The report proposes that authorized Thai secondary cities to independently source capital can effectively circumvent the escalating demands on the central government’s fiscal resources. Despite the decentralization legislation of the 1990s, Thai municipalities remain financially dependent on the central government for infrastructure investments. The report suggests that these cities are well-equipped with sustainable tax bases and the necessary operational surpluses to accumulate creditworthiness for borrowing.
A “paradigm shift” in attitudes is recommended to pave the way for secondary cities to acquire the authority, resources, and expertise required to back local infrastructure. The report outlines measured steps such as framing a national strategy to lure private investment for public infrastructure, and establishing government units specifically tasked with monitoring local infrastructure projects and planning. Advancement towards this new paradigm hinges on increased flexibility, fiscal independence, and accountability for these emerging secondary cities.
Fabrizio Zarcone, World Bank Country Manager for Thailand, opines, “As Thailand embarks on the journey towards sustainable urban development, local fiscal autonomy stands as an essential pillar.” Highlighting that local fiscal autonomy encourages innovation and fosters a sense of community responsibility, Zarcone contends that this will result in the development of more resilient, self-reliant urban regions.

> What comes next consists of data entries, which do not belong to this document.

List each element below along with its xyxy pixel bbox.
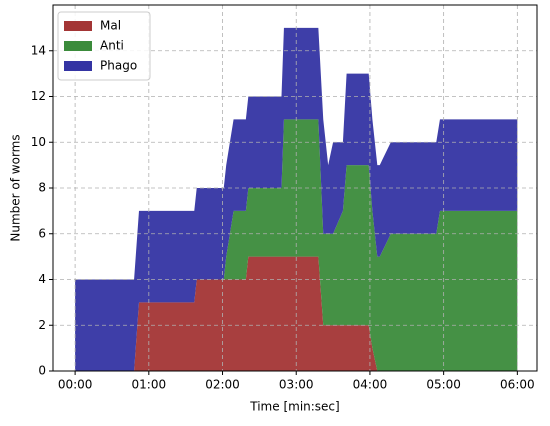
legend-swatch	[64, 41, 92, 51]
area	[75, 27, 518, 371]
legend-label: Phago	[100, 59, 137, 73]
plot-frame	[52, 4, 538, 372]
legend: Mal Anti Phago	[57, 11, 151, 81]
x-tick-label: 02:00	[205, 378, 240, 392]
legend-swatch	[64, 61, 92, 71]
legend-label: Anti	[100, 39, 124, 53]
x-tick-label: 03:00	[279, 378, 314, 392]
legend-swatch	[64, 21, 92, 31]
y-tick-label: 0	[38, 364, 46, 378]
y-tick-label: 2	[38, 318, 46, 332]
y-tick-label: 6	[38, 226, 46, 240]
y-axis-label: Number of worms	[9, 134, 23, 241]
x-tick-label: 00:00	[58, 378, 93, 392]
x-axis-label: Time [min:sec]	[249, 400, 339, 414]
y-tick-label: 10	[31, 135, 46, 149]
x-tick-label: 04:00	[353, 378, 388, 392]
y-tick-label: 8	[38, 181, 46, 195]
y-tick-label: 14	[31, 43, 46, 57]
x-tick-label: 05:00	[426, 378, 461, 392]
x-tick-label: 01:00	[132, 378, 167, 392]
y-tick-label: 12	[31, 89, 46, 103]
y-tick-label: 4	[38, 272, 46, 286]
x-tick-label: 06:00	[500, 378, 535, 392]
legend-label: Mal	[100, 19, 121, 33]
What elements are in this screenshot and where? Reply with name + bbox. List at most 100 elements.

The study evaluates the feasibility of project proposals in five notable Thai cities – Chiang Mai, Rayong, Nakhon Sawan, Khon Kaen, and Phuket. It delves into key facets that govern financial management by city authorities, including the strategies for capital accumulation for infrastructure investment. Poon Thingburanathum, Deputy Director of Corporate Planning at the Program Management Unit on Area-based Development discusses, “Municipal borrowing and public-private partnerships represent dependable avenues to urban infrastructure development, both tried and tested globally.” He concludes that concerted national effort is pivotal in luring private sector capital towards urban infrastructure investments.